To harness the computational benefits of GPUs, AdaSplash employs custom Triton kernels, which are critical for handling both forward and backward passes of $\alpha$ -entmax efficiently. The kernels are designed to exploit the adaptive sparsity in the attention matrix, reducing GPU memory load by selectively processing non-zero blocks—a notable enhancement over traditional FlashAttention methods.

Experimental Evaluation

Performance and Efficiency

Through rigorous experimentation involving RoBERTa, ModernBERT, and GPT-2 models, AdaSplash demonstrates substantial improvements over prior $\alpha$ -entmax implementations. The model exhibits superior runtime and memory efficiency, facilitating long-context training without compromising task performance. Notably, AdaSplash surpasses GPT-2 and maintains high sparsity levels, which are effectively leveraged for computational savings (Figure 3).

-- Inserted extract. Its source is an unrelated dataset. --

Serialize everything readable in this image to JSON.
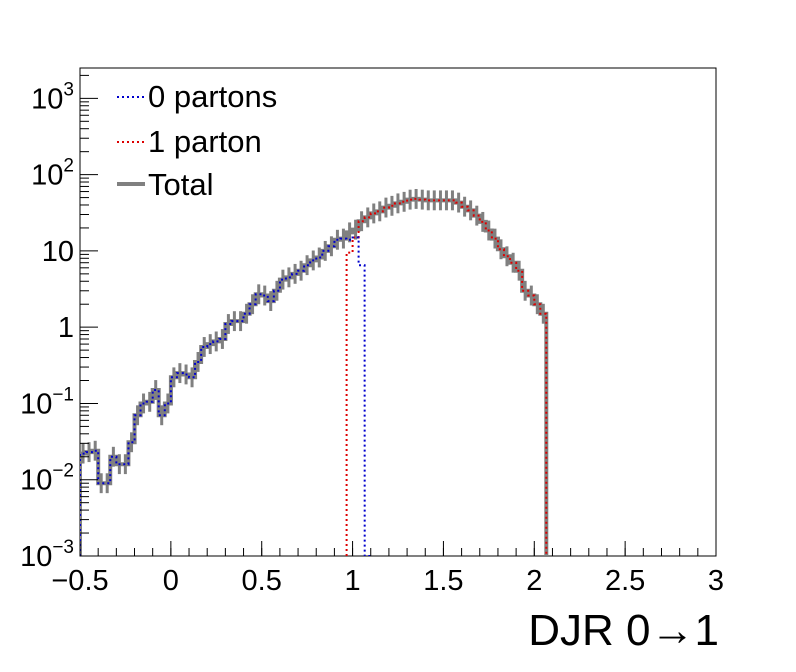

Figure 3: Efficiency of algorithms for computing non-causal attention in terms of the average training step time for increasingly longer sequence lengths. We use alpha = 1.5 for alpha-entmax-based methods (Bisection and AdaSplash).

Task Performance

AdaSplash's task performance remains competitive across a range of applications, including language understanding and document classification. In particular, the integration of adaptive sparse attention in retrieval tasks within the BEIR benchmark highlights instances where ModernBERT equipped with AdaSplash ( $\alpha = 1.5$ ) surpasses its counterparts, illustrating the practical benefits of adaptive sparseness in real-world scenarios (Figure 4).

Figure 4: Ratio of non-zero attention scores for GPT-2 ( $\alpha = 1.5$ ).

Conclusion

AdaSplash represents a significant step in bridging the efficiency gap in transformer models by leveraging adaptive sparse attention mechanisms. Its hybrid algorithm and custom kernel implementations collectively ensure substantial improvements in runtime and memory efficiency, making long-context tasks more feasible. The advancements introduced by AdaSplash set new precedents in attention mechanism design within transformers, with promising implications for continued exploration and development in AI. The success of AdaSplash underscores the potential for increasingly sophisticated and computationally efficient attention models in the evolving landscape of natural language processing and beyond.